Трауернихт пытался что-то сказать, но Спыхальский так разошёлся, что ничего не замечал и продолжал говорить, неистово поводя вокруг выпуклыми глазами.
— Я только что понял, что значит быть холопом! Представляю, как пан обращался со своими крепостными, если такой добрый и чуткий человек, как пан Роман, поднял руку на ваше имение! Видно, ему жилось хуже, чем панской скотине… Однако ж, панство, холоп — тоже человек, холера ясна!.. У него та же плоть и кровь, что и у нас, шляхтичей. Он точно так же радуется, печалится, любит и ненавидит… Так кто же дал нам право издеваться над ним? Природа? Или пан Езус? Га? Спрашиваю я вас!..
— Холоп — это есть холоп, майн либер! — вытаращился на Спыхальского Трауернихт. — А если ви есть шляхтич, как заявляйт, то мне странно слухайт от вас подобный слов!.. Нихт вар[19], господа?
— Так, так, господин генерал!.. — послышались голоса.

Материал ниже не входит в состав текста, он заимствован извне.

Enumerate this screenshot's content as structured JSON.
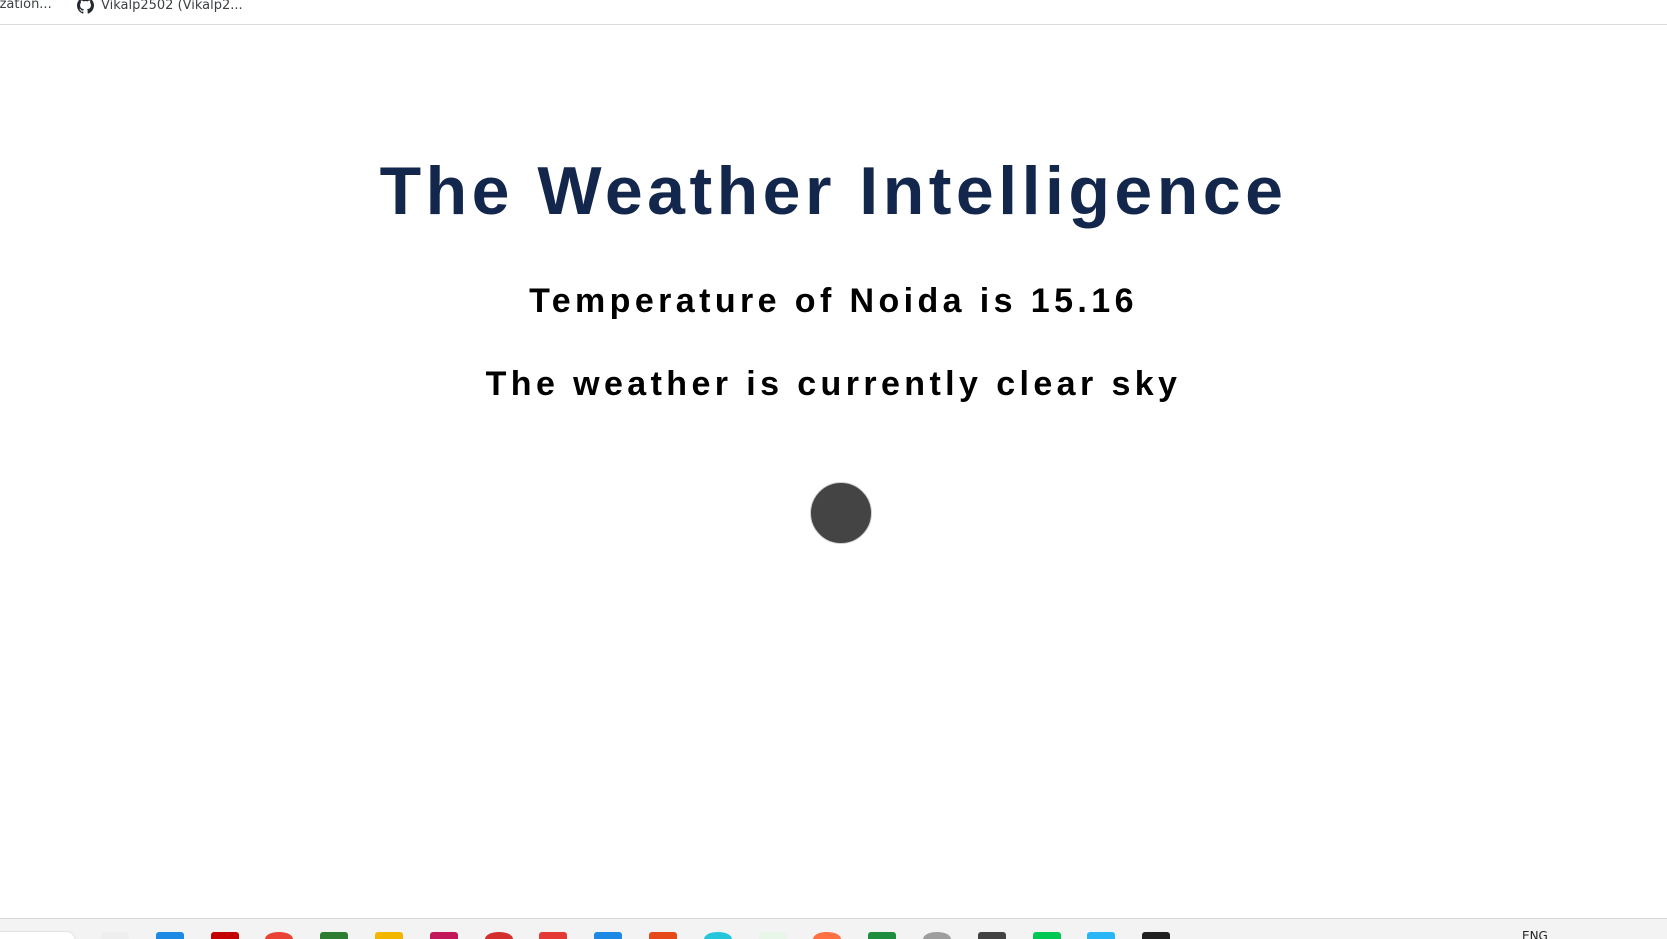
{
  "bookmarks": {
    "items": [
      {
        "label": "ization..."
      },
      {
        "label": "Vikalp2502 (Vikalp2...",
        "icon": "github-icon"
      }
    ]
  },
  "main": {
    "title": "The Weather Intelligence",
    "temperature_text": "Temperature of Noida is 15.16",
    "weather_text": "The weather is currently clear sky"
  },
  "taskbar": {
    "language": "ENG",
    "icons": [
      {
        "name": "file-icon",
        "color": "#eeeeee"
      },
      {
        "name": "task-view-icon",
        "color": "#1e88e5"
      },
      {
        "name": "red-app-icon",
        "color": "#c40000"
      },
      {
        "name": "chrome-icon",
        "color": "#ea4335"
      },
      {
        "name": "green-app-icon",
        "color": "#2e7d32"
      },
      {
        "name": "folder-icon",
        "color": "#f2b600"
      },
      {
        "name": "media-icon",
        "color": "#c2185b"
      },
      {
        "name": "profile-icon",
        "color": "#d32f2f"
      },
      {
        "name": "badge-app-icon",
        "color": "#e53935"
      },
      {
        "name": "vscode-icon",
        "color": "#1e88e5"
      },
      {
        "name": "office-icon",
        "color": "#e64a19"
      },
      {
        "name": "teal-app-icon",
        "color": "#26c6da"
      },
      {
        "name": "white-app-icon",
        "color": "#e8f5e9"
      },
      {
        "name": "orange-app-icon",
        "color": "#ff7043"
      },
      {
        "name": "sheets-icon",
        "color": "#1e8e3e"
      },
      {
        "name": "refresh-app-icon",
        "color": "#9e9e9e"
      },
      {
        "name": "dark-app-icon",
        "color": "#424242"
      },
      {
        "name": "green-square-icon",
        "color": "#00c853"
      },
      {
        "name": "blue-app-icon",
        "color": "#29b6f6"
      },
      {
        "name": "terminal-icon",
        "color": "#212121"
      }
    ]
  },
  "colors": {
    "title": "#13274d",
    "text": "#000000",
    "loader": "#444444"
  }
}
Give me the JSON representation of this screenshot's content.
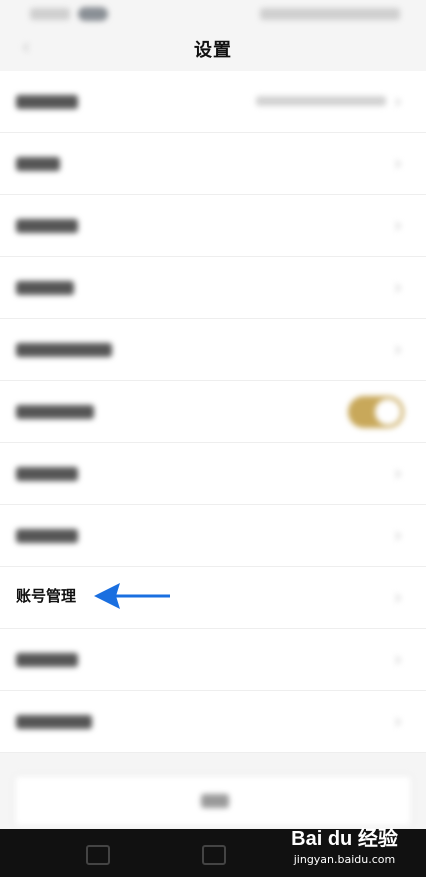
{
  "header": {
    "title": "设置"
  },
  "settings_rows": [
    {
      "label_width": 62,
      "has_value": true,
      "type": "chevron"
    },
    {
      "label_width": 44,
      "has_value": false,
      "type": "chevron"
    },
    {
      "label_width": 62,
      "has_value": false,
      "type": "chevron"
    },
    {
      "label_width": 58,
      "has_value": false,
      "type": "chevron"
    },
    {
      "label_width": 96,
      "has_value": false,
      "type": "chevron"
    },
    {
      "label_width": 78,
      "has_value": false,
      "type": "toggle",
      "toggle_on": true
    },
    {
      "label_width": 62,
      "has_value": false,
      "type": "chevron"
    },
    {
      "label_width": 62,
      "has_value": false,
      "type": "chevron"
    }
  ],
  "account_row": {
    "label": "账号管理"
  },
  "rows_after": [
    {
      "label_width": 62,
      "type": "chevron"
    },
    {
      "label_width": 76,
      "type": "chevron"
    }
  ],
  "colors": {
    "toggle_on": "#c8a85a",
    "annotation_arrow": "#1a6fe0"
  },
  "watermark": {
    "brand": "Bai du 经验",
    "url": "jingyan.baidu.com"
  }
}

— Ви все слухаль?.. На этом с холопом кончайт!.. Шпасибо, косакен, за фирман, за ошень важный весть… Думаю, князь Ромодановский даст за него шудесный презент.
— Нам не нужен никакой презент! — снова вырвался вперёд Звенигора. — Освободи, пан генерал, нашего товарища! Иначе мы освободим его силой! — И он яростно стукнул рукояткой сабли о ножны.
— Вас[20]? Что это означайт, менш[21]? Угроза?.. Эй, зольдатен, витолкайт этот наглый косак на двор!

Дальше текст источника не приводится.